Survey says: Competitive mobile gamers are from Mars, F2P addicts are from Venus

There might be an industry perception that mobile gaming is a male-dominated field, but the audience is increasingly female, with 87 percent of women opting for free-to-play (F2P) gaming versus 77 percent of men. The data comes from an online survey by Harris Poll for Amazon/Weber Shandwick that was conducted in late February among more than 2,000 U.S. adults, including 880 who play mobile games on their smartphone or tablet.

  • Only 27 percent of women are willing to pay for a mobile game versus 40 percent of men. 
  • Women are less likely to complain about bugs/glitches in a mobile game at 52 percent versus 69 percent of men who would complain.
  • Only 43 percent of women said they would likely share their top score in a mobile game via social networks, compared with 53 percent of men.
  • Female mobile gamers are more likely to say they would not purchase any game at all compared with male mobile gamers (i.e., only play free games) (40 percent to 27 percent, respectively).
  • Female gamers are more likely to most often play mobile games at home in their spare time than male gamers (70 percent to 62 percent, respectively).

​"It appears that women who play mobile games may not exhibit the same competitive nature as men. The traditionally-held competitive attitudes of male gamers appear to ring true in the mobile gaming landscape, and our survey data provides several scenarios that showcase these behaviors," the report said. "In one example (say, a friend or family member routinely beats you and gets higher scores in a mobile game that you play often), men who play mobile games are more likely to feel competitive than respective women."

Though accurate numbers are difficult to come by, most app and mobile game developers are probably men, but the Amazon study suggests it's women who will drive a lot of the user trends.

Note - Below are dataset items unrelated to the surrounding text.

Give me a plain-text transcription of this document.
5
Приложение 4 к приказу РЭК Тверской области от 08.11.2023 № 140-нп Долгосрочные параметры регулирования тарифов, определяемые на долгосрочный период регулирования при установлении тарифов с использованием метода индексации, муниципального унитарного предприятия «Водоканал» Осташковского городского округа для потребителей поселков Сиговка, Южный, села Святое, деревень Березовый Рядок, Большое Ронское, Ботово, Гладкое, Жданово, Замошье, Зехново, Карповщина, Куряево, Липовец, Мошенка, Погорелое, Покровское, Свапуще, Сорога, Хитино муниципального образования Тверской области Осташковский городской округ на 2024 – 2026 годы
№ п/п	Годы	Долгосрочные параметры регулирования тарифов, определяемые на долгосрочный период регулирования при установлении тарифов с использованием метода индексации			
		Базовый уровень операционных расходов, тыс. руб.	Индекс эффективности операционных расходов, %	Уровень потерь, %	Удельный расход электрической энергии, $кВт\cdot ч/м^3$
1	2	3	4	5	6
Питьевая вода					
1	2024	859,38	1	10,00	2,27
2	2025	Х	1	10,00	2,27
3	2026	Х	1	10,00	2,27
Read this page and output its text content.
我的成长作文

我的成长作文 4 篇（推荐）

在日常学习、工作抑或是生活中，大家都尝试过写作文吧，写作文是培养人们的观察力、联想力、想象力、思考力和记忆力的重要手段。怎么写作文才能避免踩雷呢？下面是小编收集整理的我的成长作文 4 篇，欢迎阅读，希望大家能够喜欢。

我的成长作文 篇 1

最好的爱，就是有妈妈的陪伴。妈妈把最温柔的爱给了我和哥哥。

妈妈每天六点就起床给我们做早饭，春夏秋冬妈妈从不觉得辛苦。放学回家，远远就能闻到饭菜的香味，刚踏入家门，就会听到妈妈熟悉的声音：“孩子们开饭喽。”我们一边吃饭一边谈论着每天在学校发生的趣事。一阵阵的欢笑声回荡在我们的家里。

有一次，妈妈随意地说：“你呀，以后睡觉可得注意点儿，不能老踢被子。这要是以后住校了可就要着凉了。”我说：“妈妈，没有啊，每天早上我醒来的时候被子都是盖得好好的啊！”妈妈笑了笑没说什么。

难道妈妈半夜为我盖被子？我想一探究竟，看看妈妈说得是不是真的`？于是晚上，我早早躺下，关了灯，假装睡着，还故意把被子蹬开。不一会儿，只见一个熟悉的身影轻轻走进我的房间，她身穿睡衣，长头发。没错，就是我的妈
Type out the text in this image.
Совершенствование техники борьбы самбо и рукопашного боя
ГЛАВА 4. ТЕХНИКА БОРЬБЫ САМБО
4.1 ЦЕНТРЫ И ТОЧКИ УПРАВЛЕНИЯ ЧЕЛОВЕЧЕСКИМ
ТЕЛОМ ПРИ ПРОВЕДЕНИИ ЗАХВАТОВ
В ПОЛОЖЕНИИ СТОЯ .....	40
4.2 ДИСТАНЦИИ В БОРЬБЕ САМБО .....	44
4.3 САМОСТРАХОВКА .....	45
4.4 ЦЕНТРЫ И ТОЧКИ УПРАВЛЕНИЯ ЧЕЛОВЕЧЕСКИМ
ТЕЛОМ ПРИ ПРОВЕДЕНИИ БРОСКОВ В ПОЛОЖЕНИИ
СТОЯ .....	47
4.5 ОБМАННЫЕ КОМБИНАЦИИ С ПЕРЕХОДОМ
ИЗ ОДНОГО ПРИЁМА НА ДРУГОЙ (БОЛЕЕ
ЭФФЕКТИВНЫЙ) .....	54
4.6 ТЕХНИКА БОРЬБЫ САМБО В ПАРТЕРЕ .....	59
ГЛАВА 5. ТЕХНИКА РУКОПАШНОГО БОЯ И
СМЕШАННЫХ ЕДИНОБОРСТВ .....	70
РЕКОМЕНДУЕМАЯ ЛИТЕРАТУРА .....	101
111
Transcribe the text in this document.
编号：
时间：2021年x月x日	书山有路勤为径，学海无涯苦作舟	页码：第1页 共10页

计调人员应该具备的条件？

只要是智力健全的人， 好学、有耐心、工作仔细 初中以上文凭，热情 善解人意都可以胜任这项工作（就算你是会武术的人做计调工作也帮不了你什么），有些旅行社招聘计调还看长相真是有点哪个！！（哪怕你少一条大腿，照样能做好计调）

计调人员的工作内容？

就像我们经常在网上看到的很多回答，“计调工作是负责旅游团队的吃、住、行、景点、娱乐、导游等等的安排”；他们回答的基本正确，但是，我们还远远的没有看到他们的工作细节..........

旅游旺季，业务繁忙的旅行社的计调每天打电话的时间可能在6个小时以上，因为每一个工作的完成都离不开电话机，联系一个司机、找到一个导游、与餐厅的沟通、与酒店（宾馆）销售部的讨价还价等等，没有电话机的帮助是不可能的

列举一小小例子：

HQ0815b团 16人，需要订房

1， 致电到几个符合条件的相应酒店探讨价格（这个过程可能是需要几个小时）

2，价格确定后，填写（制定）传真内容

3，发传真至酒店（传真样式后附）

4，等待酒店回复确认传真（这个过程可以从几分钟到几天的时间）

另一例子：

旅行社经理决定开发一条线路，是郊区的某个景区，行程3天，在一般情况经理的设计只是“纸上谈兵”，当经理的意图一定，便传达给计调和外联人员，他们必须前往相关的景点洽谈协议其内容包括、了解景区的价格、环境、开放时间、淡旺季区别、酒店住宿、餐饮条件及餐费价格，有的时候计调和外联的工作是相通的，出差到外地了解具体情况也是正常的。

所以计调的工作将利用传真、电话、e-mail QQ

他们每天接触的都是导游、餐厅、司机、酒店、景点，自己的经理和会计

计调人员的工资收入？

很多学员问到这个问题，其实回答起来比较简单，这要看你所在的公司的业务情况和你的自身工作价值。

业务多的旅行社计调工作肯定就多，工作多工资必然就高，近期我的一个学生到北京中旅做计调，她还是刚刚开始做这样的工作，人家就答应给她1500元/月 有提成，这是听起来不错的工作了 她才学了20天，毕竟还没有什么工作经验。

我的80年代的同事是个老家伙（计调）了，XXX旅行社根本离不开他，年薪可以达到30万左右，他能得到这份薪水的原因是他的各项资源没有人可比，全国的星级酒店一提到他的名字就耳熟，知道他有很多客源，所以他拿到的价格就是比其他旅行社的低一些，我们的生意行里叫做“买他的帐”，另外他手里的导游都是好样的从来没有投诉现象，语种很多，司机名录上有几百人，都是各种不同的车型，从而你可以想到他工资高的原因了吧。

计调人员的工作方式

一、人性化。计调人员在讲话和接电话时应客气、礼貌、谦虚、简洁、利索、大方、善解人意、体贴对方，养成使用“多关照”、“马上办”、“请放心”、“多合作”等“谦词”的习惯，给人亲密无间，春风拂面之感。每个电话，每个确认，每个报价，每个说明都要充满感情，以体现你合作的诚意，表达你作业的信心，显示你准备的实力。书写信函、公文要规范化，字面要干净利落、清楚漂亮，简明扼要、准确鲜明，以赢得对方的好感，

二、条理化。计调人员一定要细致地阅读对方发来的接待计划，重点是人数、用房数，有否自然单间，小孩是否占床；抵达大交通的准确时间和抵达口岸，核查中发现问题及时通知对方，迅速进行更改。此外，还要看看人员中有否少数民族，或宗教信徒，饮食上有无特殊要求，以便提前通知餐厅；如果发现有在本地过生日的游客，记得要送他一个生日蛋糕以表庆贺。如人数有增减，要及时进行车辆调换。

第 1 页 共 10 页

Beyond the basic data, some of the developer recommendations in this report are valuable. For example, Amazon suggests that women might be more motivated by achievements than number scores, which could mean a redesign of some mobile game leaderboards is in order.

It also confirms that F2P is here to stay. Although women outdistance men in their preferences here by a significant percentage, it's quickly becoming the default mode of acquisition across genders.